The break point of 18q involved in the balanced translocation of case 3 splits YAC 852H2 (located between markers AFM357TD5 and AFM191XC9P) and BAC 450M22 (AC016165, included within YAC 852H2) into two parts, one giving a signal in 18q and the other in 12q. All BACs located in 18q proximal to 450M22 remain in 18q, whereas BACs and YACs below the break point distally move to chromosome 12q in the translocation (Fig. 2; Supplementary Data). Although most of the material lost from the aberrant 12q in case 1 was totally deleted (for comparative genomic hybridization, see ref. 8), a small part of 12q24 was translocated to 18p (PAC 144J4; Fig. 2) and to the region of BAC 683L23, the latter partly translocated to 12q24. Other more proximal BACs studied in 18p remained in their respective locations.

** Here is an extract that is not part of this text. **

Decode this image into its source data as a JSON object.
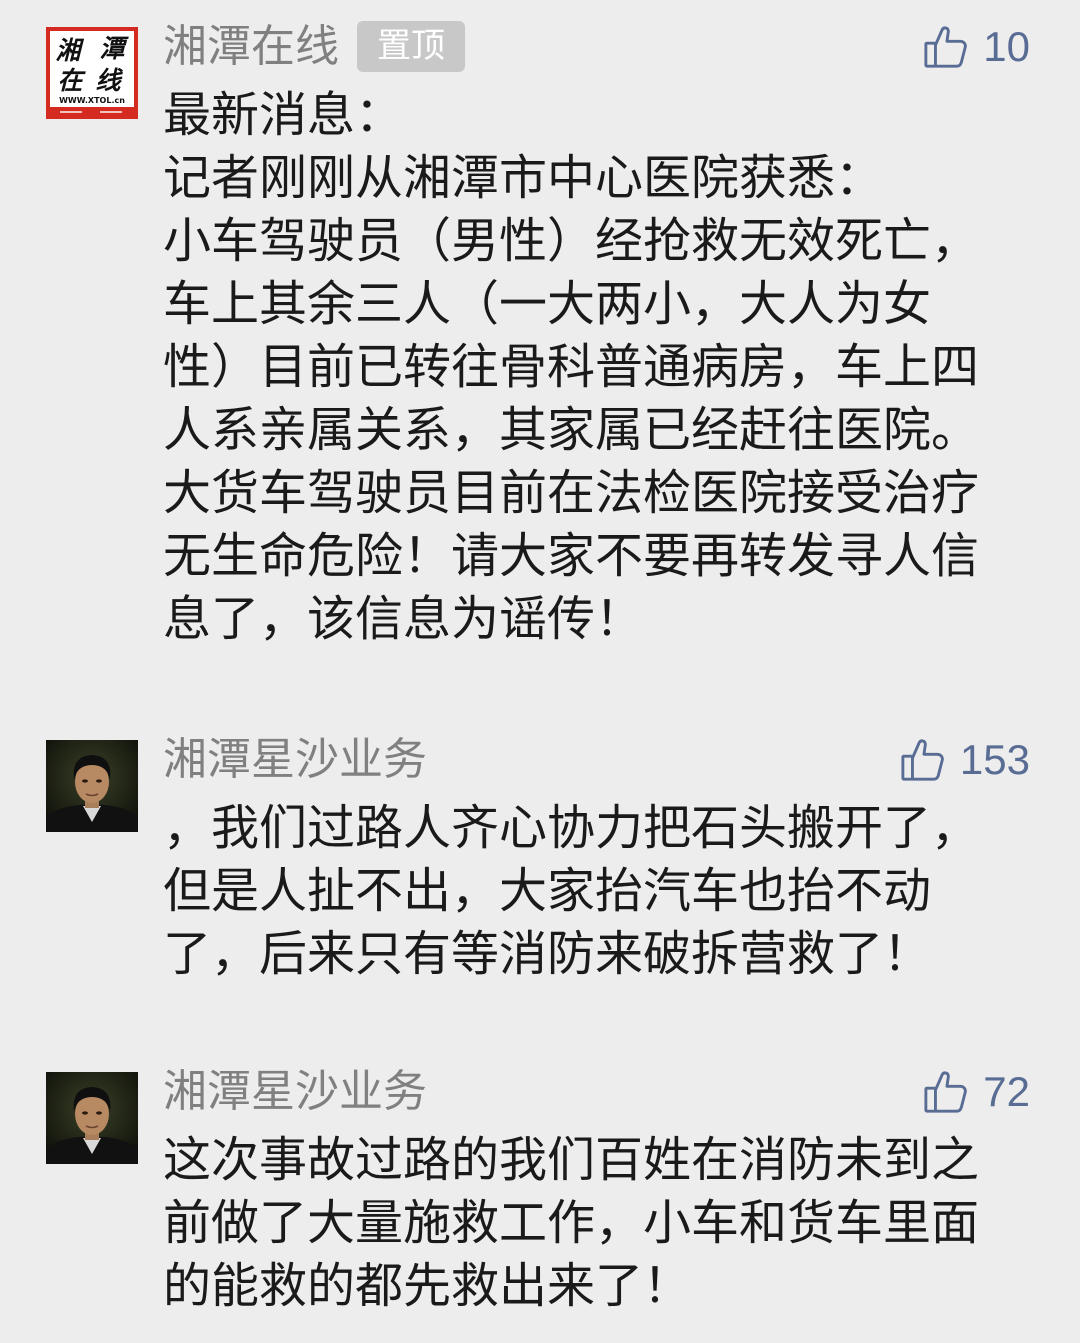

NAV3 deletion/translocation is found in interphase cells of skin lesions of cutaneous T-cell lymphoma patients. The translocation observed in blood lymphocytes of one Sézary syndrome patient (case 3) was also observed in the locus-specific FISH to his lesional skin touch preparation (Table 1; Fig. 4). Deletions of the NAV3 gene were observed in solid tissue samples from the three other Sézary syndrome patients studied (case 1, lymph node; cases 2 and 13, skin) and in the lesional skin from 11 of 17 (65%) patients with various stages of mycosis fungoides (Table 1; Fig. 4).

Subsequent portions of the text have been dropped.